In the beginning
In the then largely flat Osnabrück region, marine sediments – clays, sands, lime – had solidified to stone during the Cretaceous Period. Sandstone near the coast, limestone at the bottom of the open sea.
Due to tectonic shifts in the earth’s crust 70 million years ago, the elevations of the Teutoburg Forest slowly developed along a fracture edge that dates back to more ancient times. Hard layers of rock broke apart under the high pressure and were thrust up to the surface, some nearly vertically.
The current form
The onset of weathering gradually exposed the harder rocks, the light-colored limestone rock on the southern ridge and the hard Osning sandstone in the north. Wind and rain as well as ice from the ice ages removed softer material and gave the mountain range its current shape. This created bizarre rock formations like the Dörenther cliffs with its legendary “Crouching Woman”.

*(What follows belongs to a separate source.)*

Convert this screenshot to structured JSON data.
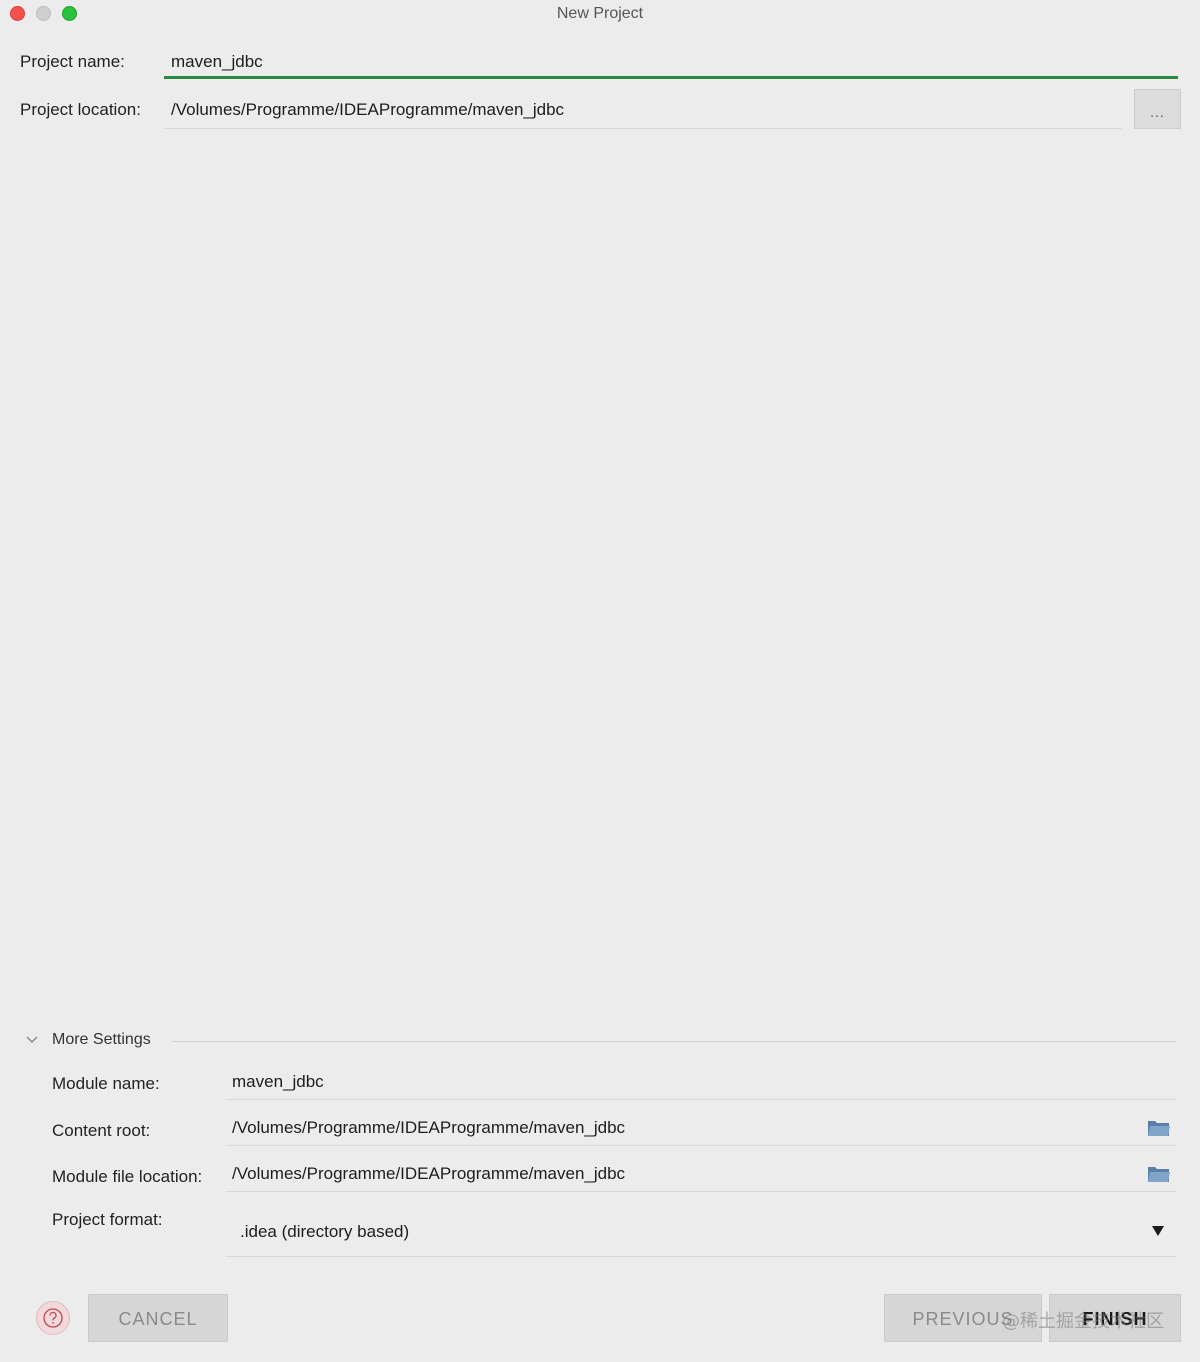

140 million years ago there was a sea here. Thick layers of sand and fine lime mud were deposited in the shallow waters. Over the course of millions of years, these layers solidified and sandstone and limestone developed. When the pressure of the moving African plate lifted up the Alps, these forces also affected our region. During the Osning thrust, rock masses were broken up, lifted, shifted, and tipped over. Cliffs were created.
Perhaps you know this from a visit to the beach… Sand that is moved back and forth by the ebb and flow of the sea, acquires a rippled pattern. This same pattern you can still see in ancient sandstone.